Every day I will go back to that dark tunnel with Bowie's song playing. I will look at my side and see the yellow cardigan that she handed me once we stepped off the plane. It's like a goodbye, a thank you. I wanted to say that it was hers, tell her to keep it, but I couldn't. Every time I go there, I remember the breeze of Crema, the sound of our drunken laughter, the saltiness of the sea, and the taste of peaches and cream, the toxicity of 50-year-old wines, and the taste of her skin, and the sky's always so blue in that place that it could defy anything else to be blue again.
And I will remember the look of happiness on the face of the girl, and I will remember my love and admiration for her that almost made everything so normal, so possible, that it hurt. The darkness of the tunnel would end, and I would look up at the sky. They've always been gray since I came back. What happened to them? What happened to us?
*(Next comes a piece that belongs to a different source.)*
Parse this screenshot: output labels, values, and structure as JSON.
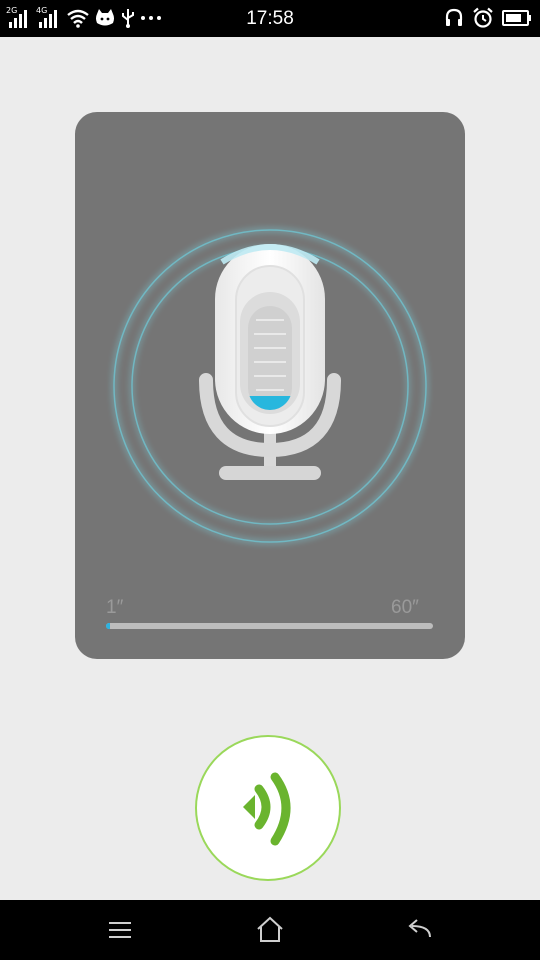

We hadn't seen each other for a while when we came back to the city. We had both suffered, but differently. The doorbell of the house that used to be a home rang, and she was standing in front of me with that wicked smile. I'll go if you still want me to, she said. She had only just arrived, but any time with her felt right. Before I could even say more, I felt her arms around me. And everything she could have said during that time in Italy was said at that moment. And that was enough. I know, I whispered. I knew that I wasn't the key to unlock the piece of her that she was not ready to give to anyone but him. He'd come later, behind her. There was an air of familiarity between them, and it felt too sacred to be broken, and I knew that they'd already kissed like we once did. And his eyes looked like powder puff blues, and I knew that I'd have trouble with those eyes. They would give me nightmares. If this was a dream, I wanted to wake up, please. I didn’t want to keep sleeping because I needed time to figure out what to say when she would utter his name. I knew that he was the key to her lock, and I just needed time.
We had our time. She had hers. But I never had mine. But maybe just like the collision between the dream and the fate of the crowd, we could be anywhere. We could. But my heart will sometimes fail to beat, and I’ll lay til what feels like the doomsday. I'm scared. And there I am again, eighteen again, writing poems for the wrong people. O Captain! My Captain! O starless nights. O bitter dreams. O salty seas of Italy. Sometimes I feel like drowning back in that blue sea. And I haven't cried. But everything feels so heavy and shameful. It feels like my veins are leaking a thousand red tears, my body is overwhelmed. And I'm drowning, I'm drowning in the sea of sorrow. I go back to the start, I go back to the tunnel to do something enjoyable. It feels like a “fuck it” to the world. It feels so heavy and cold, and I'm shivering and it felt so fucking normal, it hurt. And I saw the yellow cardigan. I'm out and I'm having the worst of it. All I needed was time.
Stage of grief number one, denial. I never needed time. I'm mourning the love I thought I found, but all that time was non-existent. I stand in the field of paper maple leaves and I think of many things that are her, and I'm starting to hurt all over again, and the pain is too distinct. What did you see with these leaves, winter? What happiness did you see with these leaves in your room? I was once found, but I got lost trying to help another lost flower be found.
We were all so much more than this once, but I never grew to hate her. How could I hate her? She was so beautiful and it's making me cry. Sometimes I still come back to Italy on Valentine's Day with only the yellow cardigan beside me, the only memory of her before it all ended. Summer chased Winter, but she melted trying to catch a love that wasn't for her. Spring chased Autumn, but she withered before the first light of the day. Summer got cold, but Winter stayed warm. Sometimes I think about that week we spent together, and I think that I will never meet anyone like her again, and I don't want to feel like this for anyone again, and in that knowledge I know, it was love.
I searched for light and sun and found both.